Amangeldy Bibars, Tasmurzayev Nurdaulet, Imankulov Timur, Baigarayeva Zhanel, Izmailov Nurdaulet, Riza Tolebi, Abdukarimov Abdulaziz, Mukazhan Miras, Zhumagulov Bakdaulet
LLP «DigitAlem», Almaty 050042, Kazakhstan.
Faculty of Information Technology, Al-Farabi Kazakh National University, Almaty 050040, Kazakhstan.
Sensors (Basel). 2025 Aug 24;25(17):5265. doi: 10.3390/s25175265.
Artificial intelligence (AI) is now the computational core of smart building automation, acting across the entire cyber-physical stack. This review surveys peer-reviewed work on the integration of AI with indoor environmental quality (IEQ) and energy performance, distinguishing itself by presenting a holistic synthesis of the complete technological evolution from IoT sensors to generative AI. We uniquely frame this progression within a human-centric architecture that integrates digital twins of both the building (DT-B) and its occupants (DT-H), providing a forward-looking perspective on occupant comfort and energy management. We find that deep reinforcement learning (DRL) agents, often developed within physics-calibrated digital twins, reduce annual HVAC demand by 10-35% while maintaining an operative temperature within ±0.5 °C and CO below 800 ppm. These comfort and IAQ targets are consistent with ASHRAE Standard 55 (thermal environmental conditions) and ASHRAE Standard 62.1 (ventilation for acceptable indoor air quality); keeping the operative temperature within ±0.5 °C of the setpoint and indoor CO near or below ~800 ppm reflects commonly adopted control tolerances and per-person outdoor air supply objectives. Regarding energy impacts, simulation studies commonly report higher double-digit reductions, whereas real building deployments typically achieve single- to low-double-digit savings; we therefore report simulation and field results separately. Supervised learners, including gradient boosting and various neural networks, achieve 87-97% accuracy for short-term load, comfort, and fault forecasting. Furthermore, unsupervised models successfully mine large-scale telemetry for anomalies and occupancy patterns, enabling adaptive ventilation that can cut sick building complaints by 40%. Despite these gains, deployment is hindered by fragmented datasets, interoperability issues between legacy BAS and modern IoT devices, and the computer energy and privacy-security costs of large models.
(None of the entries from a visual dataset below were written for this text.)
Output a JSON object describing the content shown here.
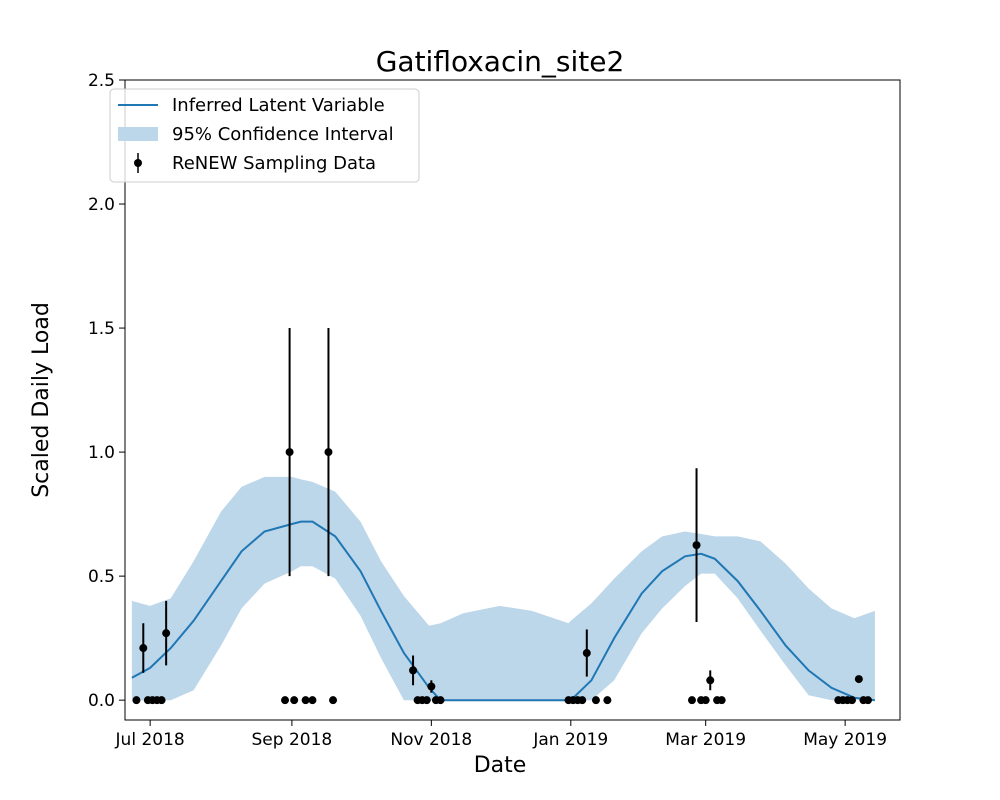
{
  "chart_data": {
    "type": "line",
    "title": "Gatifloxacin_site2",
    "xlabel": "Date",
    "ylabel": "Scaled Daily Load",
    "xlim": [
      "2018-06-20",
      "2019-05-25"
    ],
    "ylim": [
      -0.08,
      2.5
    ],
    "x_ticks": [
      {
        "date": "2018-07-01",
        "label": "Jul 2018"
      },
      {
        "date": "2018-09-01",
        "label": "Sep 2018"
      },
      {
        "date": "2018-11-01",
        "label": "Nov 2018"
      },
      {
        "date": "2019-01-01",
        "label": "Jan 2019"
      },
      {
        "date": "2019-03-01",
        "label": "Mar 2019"
      },
      {
        "date": "2019-05-01",
        "label": "May 2019"
      }
    ],
    "y_ticks": [
      {
        "value": 0.0,
        "label": "0.0"
      },
      {
        "value": 0.5,
        "label": "0.5"
      },
      {
        "value": 1.0,
        "label": "1.0"
      },
      {
        "value": 1.5,
        "label": "1.5"
      },
      {
        "value": 2.0,
        "label": "2.0"
      },
      {
        "value": 2.5,
        "label": "2.5"
      }
    ],
    "legend": {
      "placement": "upper-left",
      "entries": [
        {
          "label": "Inferred Latent Variable",
          "kind": "line"
        },
        {
          "label": "95% Confidence Interval",
          "kind": "band"
        },
        {
          "label": "ReNEW Sampling Data",
          "kind": "errorbar"
        }
      ]
    },
    "colors": {
      "line": "#1f77b4",
      "band": "#bcd6ea",
      "points": "#000000"
    },
    "latent": {
      "x": [
        "2018-06-23",
        "2018-07-01",
        "2018-07-10",
        "2018-07-20",
        "2018-08-01",
        "2018-08-10",
        "2018-08-20",
        "2018-09-01",
        "2018-09-05",
        "2018-09-10",
        "2018-09-20",
        "2018-10-01",
        "2018-10-10",
        "2018-10-20",
        "2018-10-31",
        "2018-11-05",
        "2018-11-15",
        "2018-12-01",
        "2018-12-15",
        "2018-12-31",
        "2019-01-01",
        "2019-01-10",
        "2019-01-20",
        "2019-02-01",
        "2019-02-10",
        "2019-02-20",
        "2019-02-27",
        "2019-03-05",
        "2019-03-15",
        "2019-03-25",
        "2019-04-05",
        "2019-04-15",
        "2019-04-25",
        "2019-05-05",
        "2019-05-14"
      ],
      "y": [
        0.09,
        0.13,
        0.21,
        0.32,
        0.48,
        0.6,
        0.68,
        0.71,
        0.72,
        0.72,
        0.66,
        0.52,
        0.36,
        0.19,
        0.05,
        0.0,
        0.0,
        0.0,
        0.0,
        0.0,
        0.0,
        0.08,
        0.25,
        0.43,
        0.52,
        0.58,
        0.59,
        0.57,
        0.48,
        0.36,
        0.22,
        0.12,
        0.05,
        0.01,
        0.0
      ],
      "lower": [
        0.0,
        0.0,
        0.0,
        0.04,
        0.22,
        0.37,
        0.47,
        0.52,
        0.54,
        0.54,
        0.49,
        0.34,
        0.17,
        0.0,
        0.0,
        0.0,
        0.0,
        0.0,
        0.0,
        0.0,
        0.0,
        0.0,
        0.08,
        0.27,
        0.37,
        0.46,
        0.51,
        0.51,
        0.41,
        0.28,
        0.14,
        0.02,
        0.0,
        0.0,
        0.0
      ],
      "upper": [
        0.4,
        0.38,
        0.41,
        0.56,
        0.76,
        0.86,
        0.9,
        0.9,
        0.89,
        0.88,
        0.84,
        0.72,
        0.56,
        0.42,
        0.3,
        0.31,
        0.35,
        0.38,
        0.36,
        0.31,
        0.32,
        0.39,
        0.49,
        0.6,
        0.66,
        0.68,
        0.67,
        0.66,
        0.66,
        0.64,
        0.55,
        0.45,
        0.37,
        0.33,
        0.36
      ]
    },
    "samples": [
      {
        "x": "2018-06-25",
        "y": 0.0
      },
      {
        "x": "2018-06-28",
        "y": 0.21,
        "err": 0.1
      },
      {
        "x": "2018-06-30",
        "y": 0.0
      },
      {
        "x": "2018-07-02",
        "y": 0.0
      },
      {
        "x": "2018-07-04",
        "y": 0.0
      },
      {
        "x": "2018-07-06",
        "y": 0.0
      },
      {
        "x": "2018-07-08",
        "y": 0.27,
        "err": 0.13
      },
      {
        "x": "2018-08-29",
        "y": 0.0
      },
      {
        "x": "2018-08-31",
        "y": 1.0,
        "err": 0.5
      },
      {
        "x": "2018-09-02",
        "y": 0.0
      },
      {
        "x": "2018-09-07",
        "y": 0.0
      },
      {
        "x": "2018-09-10",
        "y": 0.0
      },
      {
        "x": "2018-09-17",
        "y": 1.0,
        "err": 0.5
      },
      {
        "x": "2018-09-19",
        "y": 0.0
      },
      {
        "x": "2018-10-24",
        "y": 0.12,
        "err": 0.06
      },
      {
        "x": "2018-10-26",
        "y": 0.0
      },
      {
        "x": "2018-10-28",
        "y": 0.0
      },
      {
        "x": "2018-10-30",
        "y": 0.0
      },
      {
        "x": "2018-11-01",
        "y": 0.055,
        "err": 0.025
      },
      {
        "x": "2018-11-03",
        "y": 0.0
      },
      {
        "x": "2018-11-05",
        "y": 0.0
      },
      {
        "x": "2018-12-31",
        "y": 0.0
      },
      {
        "x": "2019-01-02",
        "y": 0.0
      },
      {
        "x": "2019-01-04",
        "y": 0.0
      },
      {
        "x": "2019-01-06",
        "y": 0.0
      },
      {
        "x": "2019-01-08",
        "y": 0.19,
        "err": 0.095
      },
      {
        "x": "2019-01-12",
        "y": 0.0
      },
      {
        "x": "2019-01-17",
        "y": 0.0
      },
      {
        "x": "2019-02-23",
        "y": 0.0
      },
      {
        "x": "2019-02-25",
        "y": 0.625,
        "err": 0.31
      },
      {
        "x": "2019-02-27",
        "y": 0.0
      },
      {
        "x": "2019-03-01",
        "y": 0.0
      },
      {
        "x": "2019-03-03",
        "y": 0.08,
        "err": 0.04
      },
      {
        "x": "2019-03-06",
        "y": 0.0
      },
      {
        "x": "2019-03-08",
        "y": 0.0
      },
      {
        "x": "2019-04-28",
        "y": 0.0
      },
      {
        "x": "2019-04-30",
        "y": 0.0
      },
      {
        "x": "2019-05-02",
        "y": 0.0
      },
      {
        "x": "2019-05-04",
        "y": 0.0
      },
      {
        "x": "2019-05-07",
        "y": 0.085,
        "err": 0.01
      },
      {
        "x": "2019-05-09",
        "y": 0.0
      },
      {
        "x": "2019-05-11",
        "y": 0.0
      }
    ]
  }
}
The key research priorities include (1) open, high-fidelity IEQ benchmarks; (2) energy-aware, on-device learning architectures; (3) privacy-preserving federated frameworks; (4) hybrid, physics-informed models to win operator trust. Addressing these challenges is pivotal for scaling AI from isolated pilots to trustworthy, human-centric building ecosystems.
人工智能(AI)如今是智能建筑自动化的计算核心,作用于整个网络物理堆栈。本综述调查了关于AI与室内环境质量(IEQ)及能源性能整合的同行评审工作,其独特之处在于对从物联网传感器到生成式AI的完整技术演进进行了全面综合。我们在以人类为中心的架构中独特地构建了这一发展进程,该架构整合了建筑物(DT-B)及其居住者(DT-H)的数字孪生,为居住者舒适度和能源管理提供了前瞻性视角。我们发现,通常在经过物理校准的数字孪生中开发的深度强化学习(DRL)智能体,可将年度暖通空调需求降低10%-35%,同时将运行温度保持在±0.5°C以内,二氧化碳浓度保持在800 ppm以下。这些舒适度和室内空气质量目标与美国采暖、制冷与空调工程师协会(ASHRAE)标准55(热环境条件)和ASHRAE标准62.1(可接受室内空气质量的通风)一致;将运行温度保持在设定值的±0.5°C以内,且室内二氧化碳浓度接近或低于约800 ppm,反映了普遍采用的控制公差和人均室外空气供应目标。关于能源影响,模拟研究通常报告有更高的两位数降幅,而实际建筑部署通常实现个位数到低两位数的节能;因此,我们分别报告模拟和实地结果。监督学习器,包括梯度提升和各种神经网络,在短期负荷、舒适度和故障预测方面的准确率达到87%-97%。此外,无监督模型成功挖掘大规模遥测数据以发现异常和占用模式,实现自适应通风,可将病态建筑投诉减少40%。尽管取得了这些成果,但部署仍受到数据集碎片化、传统楼宇自动化系统(BAS)与现代物联网设备之间的互操作性问题以及大型模型的计算机能源和隐私安全成本的阻碍。关键研究重点包括:(1)开放、高保真的IEQ基准;(2)能源感知的设备端学习架构;(3)隐私保护联邦框架;(4)混合的、基于物理的模型以赢得运营商信任。应对这些挑战对于将AI从孤立试点扩展到值得信赖的、以人类为中心的建筑生态系统至关重要。